Il souligne toutefois que "le plus grand risque lié au Brexit se trouve sur l'île d'Irlande".
L'IRLANDE, PRINCIPAL PROBLÈME POUR L'ACCORD DE RETRAIT
La question irlandaise est le principal obstacle à la conclusion d'un accord de retrait du Royaume-Uni de l'UE, auquel les deux parties veulent parvenir d'ici octobre pour garantir que le processus soit bouclé avant fin mars.
Les Européens défendent l'idée convenue en décembre d'une clause de sauvegarde ("backstop"), selon laquelle l'Irlande du Nord continuerait d'appliquer les règles européennes pour éviter d'ériger une frontière entre la République d'Irlande, membre de l'UE, et l'Irlande du Nord, une partie du Royaume-Uni.
Cette solution risque cependant d'impliquer la mise en place d'une frontière entre l'île d'Irlande et le reste du Royaume-Uni, une solution inacceptable pour nombre de Britanniques.
L'accord de retrait serait accompagné d'un document portant sur les relations futures entre les deux entités, qui ne seront détaillées et formalisées qu'à l'issue d'une seconde négociation qui ne peut être bouclée qu'après la sortie du Royaume-Uni de l'UE.
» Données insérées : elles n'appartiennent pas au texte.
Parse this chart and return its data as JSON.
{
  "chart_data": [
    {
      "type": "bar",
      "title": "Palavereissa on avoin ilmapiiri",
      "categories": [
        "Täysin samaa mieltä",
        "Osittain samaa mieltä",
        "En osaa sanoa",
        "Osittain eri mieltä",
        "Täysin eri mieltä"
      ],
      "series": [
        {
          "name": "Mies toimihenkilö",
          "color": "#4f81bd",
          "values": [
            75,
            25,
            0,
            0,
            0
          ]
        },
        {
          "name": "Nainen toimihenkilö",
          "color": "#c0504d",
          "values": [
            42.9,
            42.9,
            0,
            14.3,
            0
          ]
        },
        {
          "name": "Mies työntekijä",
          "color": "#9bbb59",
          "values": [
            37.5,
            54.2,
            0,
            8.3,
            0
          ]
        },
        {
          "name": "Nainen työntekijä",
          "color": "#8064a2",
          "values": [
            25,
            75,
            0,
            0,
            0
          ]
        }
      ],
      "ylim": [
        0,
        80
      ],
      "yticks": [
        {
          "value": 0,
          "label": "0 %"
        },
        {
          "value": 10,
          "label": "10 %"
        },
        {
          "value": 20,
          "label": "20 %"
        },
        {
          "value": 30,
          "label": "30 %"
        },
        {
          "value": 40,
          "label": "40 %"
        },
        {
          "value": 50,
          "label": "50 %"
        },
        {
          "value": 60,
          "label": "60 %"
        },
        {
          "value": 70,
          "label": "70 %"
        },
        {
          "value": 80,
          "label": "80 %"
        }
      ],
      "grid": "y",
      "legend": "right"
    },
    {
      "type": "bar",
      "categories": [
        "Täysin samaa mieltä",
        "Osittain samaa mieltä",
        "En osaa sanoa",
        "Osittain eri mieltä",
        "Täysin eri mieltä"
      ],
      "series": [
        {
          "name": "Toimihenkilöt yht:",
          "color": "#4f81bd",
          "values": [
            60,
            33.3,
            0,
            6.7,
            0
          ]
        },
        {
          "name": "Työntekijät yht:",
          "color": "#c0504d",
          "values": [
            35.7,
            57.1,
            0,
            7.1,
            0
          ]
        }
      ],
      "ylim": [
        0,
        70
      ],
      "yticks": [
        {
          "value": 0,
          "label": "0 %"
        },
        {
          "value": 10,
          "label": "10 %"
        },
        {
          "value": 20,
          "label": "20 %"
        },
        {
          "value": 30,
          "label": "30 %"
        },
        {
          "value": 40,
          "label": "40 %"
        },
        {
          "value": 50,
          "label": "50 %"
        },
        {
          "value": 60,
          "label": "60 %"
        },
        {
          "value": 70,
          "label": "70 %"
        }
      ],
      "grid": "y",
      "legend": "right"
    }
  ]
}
Après la présentation en juillet de propositions britanniques sur ces relations futures, Michel Barnier a exprimé des désaccords sur les questions douanières, l'accès facilité des marchandises à l'Union souhaité par les Britanniques et les règles du jeu à respecter, a déclaré la source à l'Elysée.
"Michel Barnier a formulé ça de manière extrêmement claire", a-t-elle ajouté.
Dans sa tribune publiée jeudi, Michel Barnier souligne que "le Royaume-Uni souhaite maintenir la libre circulation des marchandises entre nous, mais pas celle des personnes et des services" et qu'"il propose d'appliquer les règles douanières de l'UE sans faire partie de l'ordre juridique de l'UE".
"Le Royaume-Uni souhaite donc reprendre la souveraineté et le contrôle de sa propre législation, ce que nous respectons, mais il ne peut pas demander à l'UE de perdre le contrôle de ses frontières et de ses lois", ajoute-t-il.